Les rites religieux concernent essentiellement des forces naturelles primitives (ex. les génies) et les morts (les ancêtres). Ces rites ont été faussement interprétés par les chrétiens comme des cultes rendus à des divinités. Mais il n’y a pas de dieux dans les religions animistes, c’est-à-dire dans la plupart des religions.

La religion comme ensemble de rites pose le problème de la fonction psychologique et sociale de la religion : illusion, instrument de manipulation ?

Les croyances

Dans toute religion, il y a des croyances relatives au sacré. Ces croyances peuvent prendre diverses formes : mythiques, doctrinales (dogmes) ou mystiques.

  • Les croyances mythiques portent sur les récits de la genèse des institutions sociales qu’elles justifient et dont elles assurent l’immuabilité.
  • Les dogmes sont des articles de foi portant sur la nature des êtres surnaturels auxquels un culte est rendu.
  • L’expérience mystique est incommunicable, éminemment individuelle. Elle ne porte sur aucune croyance particulière sinon celle d’être entré directement en contact avec le surnaturel (ex.: Thérèse d'Avila)

Qu’elles soient mythiques ou dogmatiques, les croyances religieuses ont toujours un caractère collectif. C’est-à-dire qu’elles unissent les croyants dans une communauté de foi, laquelle peut être institutionnalisée (ex. : les églises).

La religion, comme ensemble de croyances pose le problème de la relation entre foi et raison.Ex. : problématique des preuves de l’existence de Dieu ou de sa non-existence,; distinction entre l’esprit de géométrie et l’esprit de finesse  ou le thème du pari chez Pascal.

Notons cependant qu’il n’est ni plus ni moins rationnel de croire en l’existence de Dieu que de croire en sa non-existence.

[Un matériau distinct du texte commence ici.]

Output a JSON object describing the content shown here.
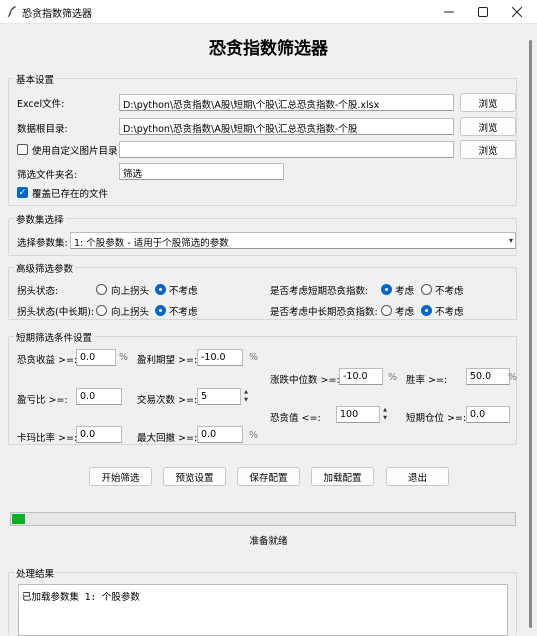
{
  "window": {
    "title": "恐贪指数筛选器",
    "minimize_icon": "minimize-icon",
    "maximize_icon": "maximize-icon",
    "close_icon": "close-icon"
  },
  "header": {
    "title": "恐贪指数筛选器"
  },
  "basic": {
    "title": "基本设置",
    "excel_label": "Excel文件:",
    "excel_value": "D:\\python\\恐贪指数\\A股\\短期\\个股\\汇总恐贪指数-个股.xlsx",
    "data_dir_label": "数据根目录:",
    "data_dir_value": "D:\\python\\恐贪指数\\A股\\短期\\个股\\汇总恐贪指数-个股",
    "custom_img_label": "使用自定义图片目录",
    "custom_img_checked": false,
    "custom_img_value": "",
    "browse_label": "浏览",
    "filter_folder_label": "筛选文件夹名:",
    "filter_folder_value": "筛选",
    "overwrite_label": "覆盖已存在的文件",
    "overwrite_checked": true
  },
  "param_set": {
    "title": "参数集选择",
    "select_label": "选择参数集:",
    "select_value": "1: 个股参数 - 适用于个股筛选的参数"
  },
  "advanced": {
    "title": "高级筛选参数",
    "tail_label": "拐头状态:",
    "tail_mid_label": "拐头状态(中长期):",
    "opt_up": "向上拐头",
    "opt_ignore": "不考虑",
    "short_fg_label": "是否考虑短期恐贪指数:",
    "mid_fg_label": "是否考虑中长期恐贪指数:",
    "opt_consider": "考虑",
    "opt_not_consider": "不考虑"
  },
  "short": {
    "title": "短期筛选条件设置",
    "fg_return_label": "恐贪收益 >=:",
    "fg_return_value": "0.0",
    "profit_exp_label": "盈利期望 >=:",
    "profit_exp_value": "-10.0",
    "median_label": "涨跌中位数 >=:",
    "median_value": "-10.0",
    "winrate_label": "胜率 >=:",
    "winrate_value": "50.0",
    "pl_ratio_label": "盈亏比 >=:",
    "pl_ratio_value": "0.0",
    "trades_label": "交易次数 >=:",
    "trades_value": "5",
    "fg_value_label": "恐贪值 <=:",
    "fg_value_value": "100",
    "short_pos_label": "短期仓位 >=:",
    "short_pos_value": "0.0",
    "calmar_label": "卡玛比率 >=:",
    "calmar_value": "0.0",
    "max_dd_label": "最大回撤 >=:",
    "max_dd_value": "0.0",
    "percent": "%"
  },
  "actions": {
    "start": "开始筛选",
    "preview": "预览设置",
    "save": "保存配置",
    "load": "加载配置",
    "exit": "退出"
  },
  "progress": {
    "value": 0.025,
    "color": "#06b025"
  },
  "status": "准备就绪",
  "result": {
    "title": "处理结果",
    "text": "已加载参数集 1: 个股参数"
  }
}
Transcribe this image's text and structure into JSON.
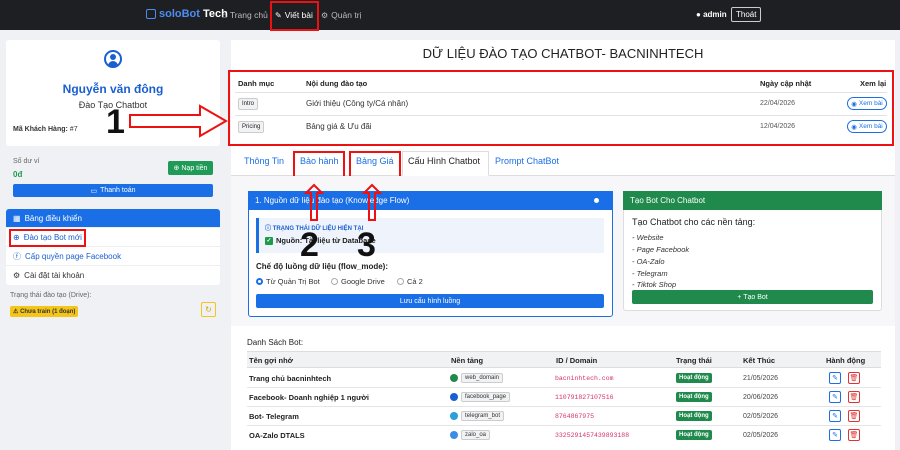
{
  "nav": {
    "brand_part1": "soloBot",
    "brand_part2": "Tech",
    "home": "Trang chủ",
    "write_post": "Viết bài",
    "admin_panel": "Quản trị",
    "user": "admin",
    "logout": "Thoát"
  },
  "sidebar": {
    "name": "Nguyễn văn đông",
    "role": "Đào Tạo Chatbot",
    "customer_code_label": "Mã Khách Hàng:",
    "customer_code": "#7",
    "balance_label": "Số dư ví",
    "balance_value": "0đ",
    "topup_label": "Nạp tiền",
    "pay_label": "Thanh toán",
    "menu": [
      {
        "label": "Bảng điều khiển"
      },
      {
        "label": "Đào tạo Bot mới"
      },
      {
        "label": "Cấp quyền page Facebook"
      },
      {
        "label": "Cài đặt tài khoản"
      }
    ],
    "drive_label": "Trạng thái đào tạo (Drive):",
    "drive_badge": "Chưa train (1 đoạn)"
  },
  "main": {
    "title": "DỮ LIỆU ĐÀO TẠO CHATBOT- BACNINHTECH",
    "training_table": {
      "headers": [
        "Danh mục",
        "Nội dung đào tạo",
        "Ngày cập nhật",
        "Xem lại"
      ],
      "rows": [
        {
          "tag": "Intro",
          "content": "Giới thiệu (Công ty/Cá nhân)",
          "date": "22/04/2026",
          "action": "Xem bài"
        },
        {
          "tag": "Pricing",
          "content": "Bảng giá & Ưu đãi",
          "date": "12/04/2026",
          "action": "Xem bài"
        }
      ]
    },
    "tabs": [
      "Thông Tin",
      "Bảo hành",
      "Bảng Giá",
      "Cấu Hình Chatbot",
      "Prompt ChatBot"
    ],
    "knowledge": {
      "header": "1. Nguồn dữ liệu đào tạo (Knowledge Flow)",
      "status_title": "TRẠNG THÁI DỮ LIỆU HIỆN TẠI",
      "status_value": "Nguồn: Tài liệu từ Database",
      "flow_label": "Chế độ luồng dữ liệu (flow_mode):",
      "options": [
        "Từ Quản Trị Bot",
        "Google Drive",
        "Cả 2"
      ],
      "save_label": "Lưu cấu hình luồng"
    },
    "create_bot": {
      "header": "Tạo Bot Cho Chatbot",
      "title": "Tạo Chatbot cho các nền tảng:",
      "items": [
        "- Website",
        "- Page Facebook",
        "- OA-Zalo",
        "- Telegram",
        "- Tiktok Shop"
      ],
      "button": "+ Tạo Bot"
    },
    "bots": {
      "label": "Danh Sách Bot:",
      "headers": [
        "Tên gợi nhớ",
        "Nền tảng",
        "ID / Domain",
        "Trạng thái",
        "Kết Thúc",
        "Hành động"
      ],
      "rows": [
        {
          "name": "Trang chủ bacninhtech",
          "platform": "web_domain",
          "platform_color": "#1f8a4c",
          "domain": "bacninhtech.com",
          "status": "Hoạt động",
          "end": "21/05/2026"
        },
        {
          "name": "Facebook- Doanh nghiệp 1 người",
          "platform": "facebook_page",
          "platform_color": "#1a5fd0",
          "domain": "110791827107516",
          "status": "Hoạt động",
          "end": "20/06/2026"
        },
        {
          "name": "Bot- Telegram",
          "platform": "telegram_bot",
          "platform_color": "#2a9fd8",
          "domain": "8764867975",
          "status": "Hoạt động",
          "end": "02/05/2026"
        },
        {
          "name": "OA-Zalo DTALS",
          "platform": "zalo_oa",
          "platform_color": "#3b8ee6",
          "domain": "3325291457439893188",
          "status": "Hoạt động",
          "end": "02/05/2026"
        }
      ]
    }
  },
  "annotations": [
    "1",
    "2",
    "3"
  ],
  "colors": {
    "accent": "#1a6fe6",
    "success": "#1f8a4c",
    "highlight": "#e11111"
  }
}
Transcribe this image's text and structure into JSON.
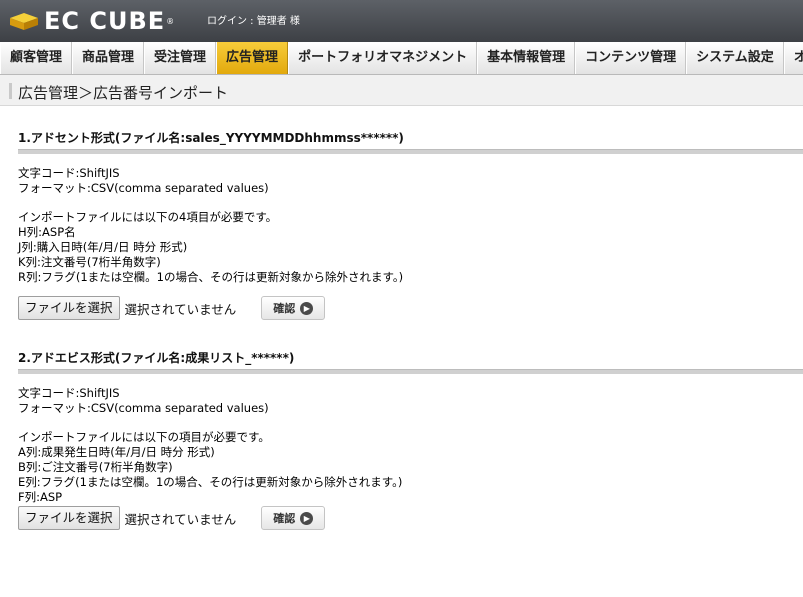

Dans un cas comme dans l’autre, il s’agit d’un acte de foi.

Conclusion

La religion est la marque d’un dépassement de la société des vivants. À la limite, il n’y a pas de société qui ne se dépasse pas elle-même, c’est-à-dire dont la collectivité de ses membres ne dépasse pas l’ensemble de ses membres effectifs. De ce point de vue, on peut dire qu’il n’y a jamais de société totalement irréligieuse.

L’homme religieux éprouve un sentiment paradoxal de fusion avec une réalité transcendante et la certitude d’avoir entrevu la vérité des choses,

Transcendant/Immanent

« sentiment de la créature qui s’abîme en son propre néant et disparaît devant ce qui est au-dessus de toute créature » (Rudolf Otto).

L’homme religieux est toujours dans une certaine mesure mystique.

Enfin, si la foi est la clé de voûte de l’édifice religieux, l’esprit religieux est aux antipodes de l’esprit scientifique. L’esprit scientifique est caractérisé par le doute, non par la certitude. Seule la foi est sûre de son fait, et c’est pourquoi le fanatisme guette toujours le religieux.

Remarquons cependant que

  1. la religion n’a pas l’exclusivité de la foi;
  2. il y a des fanatismes non religieux;
  3. la foi peut être tolérante, en particulier quand elle est non dogmatique.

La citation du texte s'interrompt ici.